Basado en la biografía escrita por Hayden Herrera, el film Frida propone un acercamiento a la vida y la obra de Frida Kahlo, la genial pintora mexicana que brilló en la primera mitad del siglo XX. Como resulta imposible sintetizar en dos horas la impresionante historia de esta mujer, los guionistas eligieron situar el eje del relato en el lazo que la unió al muralista Diego Rivera. Esto significa que otros aspectos fundamentales en el universo de Kahlo -su militancia a favor de la revolución comunista, su sensibilidad social, su aporte al surrealismo, sus amistades políticas- son abordados de manera marginal. En consecuencia, Frida es un retrato con luces y sombras.
Se trata del segundo largometraje de Julie Taymor, norteamericana que proviene del teatro y que en 1999 dirigió a Anthony Hopkins en Titus. Desde su barroca concepción del cine, la realizadora estructura la película como un collage, pasando de escenas con un moderno diseño multimedia a otras dignas del más arcaico culebrón. La idea es traducir en la pantalla el vigor plástico del arte de Kahlo: famosas telas que entran en movimiento, o acciones que se congelan para convertirse en cuadros, recursos similares a los empleados por Carlos Saura en Goya. El despliegue visual de Frida es un agasajo para los ojos del espectador, pero no es suficiente. Perdido en un fluir de viñetas pintorescas, el guión no logra encontrar el ángulo desde el cual exponer los motivos que hicieron de esta artista un ícono de la cultura. Varias situaciones están mal resueltas y los diálogos, en ocasiones, alcanzan un insólito grado de banalidad.
Para la actriz mexicana Salma Hayek, también productora del film, este papel representa el primer gran protagónico de su carrera. Su interpretación es correcta, por instantes conmovedora, aunque cuesta bastante asociar su imagen con el enigmático porte de Kahlo. El británico Alfred Molina, por su parte, luce muy cómodo en la piel de un Diego Rivera maniático y tierno. El compromiso con los ideales marxistas está mejor elaborado en el personaje de Diego que en el de Frida.
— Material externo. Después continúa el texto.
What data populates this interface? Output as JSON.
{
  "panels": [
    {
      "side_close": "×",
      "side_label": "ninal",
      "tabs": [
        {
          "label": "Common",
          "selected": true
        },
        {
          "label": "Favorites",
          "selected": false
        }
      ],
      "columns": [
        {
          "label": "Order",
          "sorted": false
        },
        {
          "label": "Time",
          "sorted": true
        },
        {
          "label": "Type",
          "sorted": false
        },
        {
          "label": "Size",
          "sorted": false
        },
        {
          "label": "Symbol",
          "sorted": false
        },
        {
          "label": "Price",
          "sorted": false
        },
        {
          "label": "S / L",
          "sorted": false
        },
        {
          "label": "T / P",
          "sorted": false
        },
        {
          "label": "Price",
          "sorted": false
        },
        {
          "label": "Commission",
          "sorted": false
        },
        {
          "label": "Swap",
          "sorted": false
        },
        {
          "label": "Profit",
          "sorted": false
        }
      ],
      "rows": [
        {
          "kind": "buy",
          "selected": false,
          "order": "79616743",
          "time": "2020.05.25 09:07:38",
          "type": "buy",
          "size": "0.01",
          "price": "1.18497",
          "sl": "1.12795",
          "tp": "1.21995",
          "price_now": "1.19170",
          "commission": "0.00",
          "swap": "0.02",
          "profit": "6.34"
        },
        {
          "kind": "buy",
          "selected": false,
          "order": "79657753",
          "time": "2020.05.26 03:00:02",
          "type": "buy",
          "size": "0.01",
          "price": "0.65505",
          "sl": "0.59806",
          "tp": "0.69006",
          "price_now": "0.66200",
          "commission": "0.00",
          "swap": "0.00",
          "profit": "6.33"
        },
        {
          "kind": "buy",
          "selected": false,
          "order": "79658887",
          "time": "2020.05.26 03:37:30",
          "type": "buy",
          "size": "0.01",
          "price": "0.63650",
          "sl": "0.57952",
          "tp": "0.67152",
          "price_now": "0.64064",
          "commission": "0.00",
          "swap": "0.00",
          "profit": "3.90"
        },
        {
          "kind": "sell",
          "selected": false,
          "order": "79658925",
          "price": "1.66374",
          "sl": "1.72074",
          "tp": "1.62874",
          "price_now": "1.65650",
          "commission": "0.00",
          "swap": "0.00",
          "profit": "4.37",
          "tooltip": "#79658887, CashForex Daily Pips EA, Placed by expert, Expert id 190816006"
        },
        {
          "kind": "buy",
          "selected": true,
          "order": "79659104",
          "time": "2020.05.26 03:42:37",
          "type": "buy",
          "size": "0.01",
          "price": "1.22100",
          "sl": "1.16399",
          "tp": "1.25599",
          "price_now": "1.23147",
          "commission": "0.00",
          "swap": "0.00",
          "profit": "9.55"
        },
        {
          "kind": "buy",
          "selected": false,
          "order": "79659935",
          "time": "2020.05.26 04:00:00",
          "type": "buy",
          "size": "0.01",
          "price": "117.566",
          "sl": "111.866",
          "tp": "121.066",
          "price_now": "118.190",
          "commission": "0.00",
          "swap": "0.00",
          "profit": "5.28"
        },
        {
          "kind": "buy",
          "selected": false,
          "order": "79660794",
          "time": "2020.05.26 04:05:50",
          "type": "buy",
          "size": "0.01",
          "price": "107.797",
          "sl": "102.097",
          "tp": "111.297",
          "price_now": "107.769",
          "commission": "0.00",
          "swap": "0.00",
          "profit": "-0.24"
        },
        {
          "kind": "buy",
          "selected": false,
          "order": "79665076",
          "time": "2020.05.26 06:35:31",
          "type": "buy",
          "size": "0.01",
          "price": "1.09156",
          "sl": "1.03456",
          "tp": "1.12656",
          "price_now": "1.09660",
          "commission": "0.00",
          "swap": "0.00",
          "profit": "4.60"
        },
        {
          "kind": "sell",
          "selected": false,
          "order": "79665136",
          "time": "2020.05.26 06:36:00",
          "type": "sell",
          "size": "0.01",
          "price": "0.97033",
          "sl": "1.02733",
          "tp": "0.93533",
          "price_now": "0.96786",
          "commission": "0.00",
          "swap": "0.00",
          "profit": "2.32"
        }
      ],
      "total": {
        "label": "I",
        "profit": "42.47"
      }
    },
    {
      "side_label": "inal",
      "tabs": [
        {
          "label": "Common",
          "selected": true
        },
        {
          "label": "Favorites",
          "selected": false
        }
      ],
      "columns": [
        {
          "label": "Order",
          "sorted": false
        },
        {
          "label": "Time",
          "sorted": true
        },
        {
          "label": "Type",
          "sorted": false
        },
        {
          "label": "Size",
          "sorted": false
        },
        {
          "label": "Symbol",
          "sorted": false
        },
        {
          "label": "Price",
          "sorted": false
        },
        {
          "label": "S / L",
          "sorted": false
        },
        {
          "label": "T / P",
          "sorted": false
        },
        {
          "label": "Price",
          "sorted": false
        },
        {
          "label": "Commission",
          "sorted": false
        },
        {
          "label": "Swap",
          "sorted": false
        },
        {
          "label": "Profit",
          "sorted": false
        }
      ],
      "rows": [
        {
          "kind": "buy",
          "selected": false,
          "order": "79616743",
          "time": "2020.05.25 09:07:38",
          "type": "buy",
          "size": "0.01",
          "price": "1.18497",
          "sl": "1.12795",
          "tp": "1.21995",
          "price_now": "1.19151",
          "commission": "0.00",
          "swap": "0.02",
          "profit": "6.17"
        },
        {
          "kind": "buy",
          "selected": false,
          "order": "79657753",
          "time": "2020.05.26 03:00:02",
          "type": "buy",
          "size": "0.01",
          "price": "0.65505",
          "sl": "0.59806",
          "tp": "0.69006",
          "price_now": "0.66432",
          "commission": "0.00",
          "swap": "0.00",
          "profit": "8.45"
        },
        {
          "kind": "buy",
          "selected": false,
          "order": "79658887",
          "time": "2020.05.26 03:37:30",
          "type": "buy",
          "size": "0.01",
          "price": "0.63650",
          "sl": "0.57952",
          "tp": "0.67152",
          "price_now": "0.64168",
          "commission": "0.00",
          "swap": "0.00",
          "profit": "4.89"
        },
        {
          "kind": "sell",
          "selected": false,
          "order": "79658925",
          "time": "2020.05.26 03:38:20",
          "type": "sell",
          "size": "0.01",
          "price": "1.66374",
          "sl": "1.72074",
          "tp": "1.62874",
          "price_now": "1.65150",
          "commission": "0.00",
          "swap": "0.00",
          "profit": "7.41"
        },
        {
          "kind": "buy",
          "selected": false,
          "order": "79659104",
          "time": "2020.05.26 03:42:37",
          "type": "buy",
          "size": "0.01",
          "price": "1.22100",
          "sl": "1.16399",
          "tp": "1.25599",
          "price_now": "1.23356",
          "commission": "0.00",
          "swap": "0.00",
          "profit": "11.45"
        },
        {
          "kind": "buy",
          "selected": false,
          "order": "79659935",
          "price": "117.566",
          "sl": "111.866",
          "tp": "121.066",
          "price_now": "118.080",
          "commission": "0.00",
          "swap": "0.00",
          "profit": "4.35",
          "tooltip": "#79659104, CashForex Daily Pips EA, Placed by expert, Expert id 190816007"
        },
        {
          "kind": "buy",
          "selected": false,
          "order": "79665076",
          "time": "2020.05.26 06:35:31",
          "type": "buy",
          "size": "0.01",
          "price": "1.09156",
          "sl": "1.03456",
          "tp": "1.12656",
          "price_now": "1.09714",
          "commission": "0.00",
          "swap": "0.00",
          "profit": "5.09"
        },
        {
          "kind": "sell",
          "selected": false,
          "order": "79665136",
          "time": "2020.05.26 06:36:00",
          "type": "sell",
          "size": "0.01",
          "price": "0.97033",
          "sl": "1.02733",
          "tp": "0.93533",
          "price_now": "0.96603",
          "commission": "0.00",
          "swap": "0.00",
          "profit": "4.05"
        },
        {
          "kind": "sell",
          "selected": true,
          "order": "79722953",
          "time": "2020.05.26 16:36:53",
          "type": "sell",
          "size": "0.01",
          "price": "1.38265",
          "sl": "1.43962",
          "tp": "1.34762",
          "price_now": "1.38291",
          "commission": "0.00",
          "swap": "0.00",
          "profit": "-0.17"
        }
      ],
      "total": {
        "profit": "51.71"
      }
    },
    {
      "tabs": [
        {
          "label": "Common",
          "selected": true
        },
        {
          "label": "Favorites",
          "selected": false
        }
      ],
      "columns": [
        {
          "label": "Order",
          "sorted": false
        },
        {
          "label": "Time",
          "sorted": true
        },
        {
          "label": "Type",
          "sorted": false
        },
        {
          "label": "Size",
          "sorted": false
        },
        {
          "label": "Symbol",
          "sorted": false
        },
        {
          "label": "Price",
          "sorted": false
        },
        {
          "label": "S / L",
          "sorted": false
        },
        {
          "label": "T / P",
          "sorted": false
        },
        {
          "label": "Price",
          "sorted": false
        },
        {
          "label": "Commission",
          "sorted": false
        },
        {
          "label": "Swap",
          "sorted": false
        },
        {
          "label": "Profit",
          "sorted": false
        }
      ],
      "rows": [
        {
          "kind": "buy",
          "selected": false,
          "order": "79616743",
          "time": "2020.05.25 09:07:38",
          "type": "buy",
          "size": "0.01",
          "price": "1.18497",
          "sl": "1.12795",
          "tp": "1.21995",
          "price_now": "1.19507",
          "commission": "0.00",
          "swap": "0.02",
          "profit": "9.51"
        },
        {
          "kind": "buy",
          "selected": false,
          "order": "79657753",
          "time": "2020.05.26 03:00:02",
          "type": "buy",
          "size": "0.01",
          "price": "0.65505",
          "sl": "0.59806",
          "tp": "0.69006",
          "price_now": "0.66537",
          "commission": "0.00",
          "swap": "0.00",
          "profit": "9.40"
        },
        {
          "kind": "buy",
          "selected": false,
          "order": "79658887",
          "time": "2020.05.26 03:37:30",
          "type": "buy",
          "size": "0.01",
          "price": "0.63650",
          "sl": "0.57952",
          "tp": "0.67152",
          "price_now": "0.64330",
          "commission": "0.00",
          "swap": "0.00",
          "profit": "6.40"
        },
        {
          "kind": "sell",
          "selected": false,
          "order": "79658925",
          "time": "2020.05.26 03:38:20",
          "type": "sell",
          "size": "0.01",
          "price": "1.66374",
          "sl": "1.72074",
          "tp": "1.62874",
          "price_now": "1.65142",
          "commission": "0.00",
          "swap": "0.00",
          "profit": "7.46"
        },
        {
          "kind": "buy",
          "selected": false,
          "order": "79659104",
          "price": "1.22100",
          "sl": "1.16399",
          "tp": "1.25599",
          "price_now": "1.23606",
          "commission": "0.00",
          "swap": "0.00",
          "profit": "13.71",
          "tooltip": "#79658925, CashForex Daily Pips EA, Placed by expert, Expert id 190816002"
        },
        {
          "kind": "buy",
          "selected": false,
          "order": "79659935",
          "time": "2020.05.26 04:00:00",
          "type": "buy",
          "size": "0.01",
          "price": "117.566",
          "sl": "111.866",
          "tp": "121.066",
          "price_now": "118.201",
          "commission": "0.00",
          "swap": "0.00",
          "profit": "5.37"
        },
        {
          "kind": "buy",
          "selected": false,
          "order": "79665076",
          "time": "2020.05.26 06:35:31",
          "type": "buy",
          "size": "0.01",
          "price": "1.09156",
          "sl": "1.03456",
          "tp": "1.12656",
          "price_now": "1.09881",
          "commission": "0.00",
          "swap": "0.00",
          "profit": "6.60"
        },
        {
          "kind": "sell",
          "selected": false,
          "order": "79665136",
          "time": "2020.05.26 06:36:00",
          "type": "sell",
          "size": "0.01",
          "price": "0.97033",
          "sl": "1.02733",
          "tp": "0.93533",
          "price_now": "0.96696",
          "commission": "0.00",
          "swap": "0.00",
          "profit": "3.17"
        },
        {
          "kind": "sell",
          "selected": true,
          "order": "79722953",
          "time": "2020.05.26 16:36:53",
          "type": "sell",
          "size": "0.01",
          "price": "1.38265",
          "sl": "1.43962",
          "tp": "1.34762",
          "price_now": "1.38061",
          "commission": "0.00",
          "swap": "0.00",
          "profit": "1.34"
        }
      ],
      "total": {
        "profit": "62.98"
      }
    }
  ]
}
Como toda coproducción que se precie de tal, la película congrega en su elenco a figuras de diversas procedencias. La argentina Mia Maestro -pareja de Miguel Ángel Solá en Tango- interpreta a Christina, la hermana de Kahlo. La actriz de origen italiano Valeria Golino (Rain Man) compone con gracia a Lupe Marín, primera esposa de Rivera. El español Antonio Banderas personifica fugazmente al pintor David Siqueiros, mientras la norteamericana Ashley Judd finge un inglés rústico al encarnar a la fotógrafa italiana Tina Modotti. Edward Norton hace de Nelson Rockefeller y un distraído Geoffrey Rush caracteriza al gran León Trotsky. También el poeta y teórico del surrealismo André Breton desfila en un cameo casi imperceptible.
Esta galería de personajes aporta poco a la semblanza de la pintora; simplemente aparecen para certificar su roce con los pensadores y artistas más destacados de la época. Todos hablan el único idioma vendible en Hollywood, exceptuando los insultos y cánticos revolucionarios. La película habría ganado en espesor y frescura de haber sido hablada en español. De hecho, la misma Hayek actúa mejor cuando trabaja en su lengua nativa (basta recordar El callejón de los milagros o El coronel no tiene quien le escriba). Pero en fin... ya conocemos los dictados del marketing.
Con todos los reparos ya señalados, Frida es una película que puede verse. Es colorida, está narrada con ritmo y genera en el espectador genuinas ganas de seguir conociendo e investigando al personaje principal (objetivo mínimo para un biopic). Eso sí: la contemplación de cualquiera de los cuadros de Kahlo que se atisban durante la proyección ofrece una experiencia mucho más excitante que la película toda.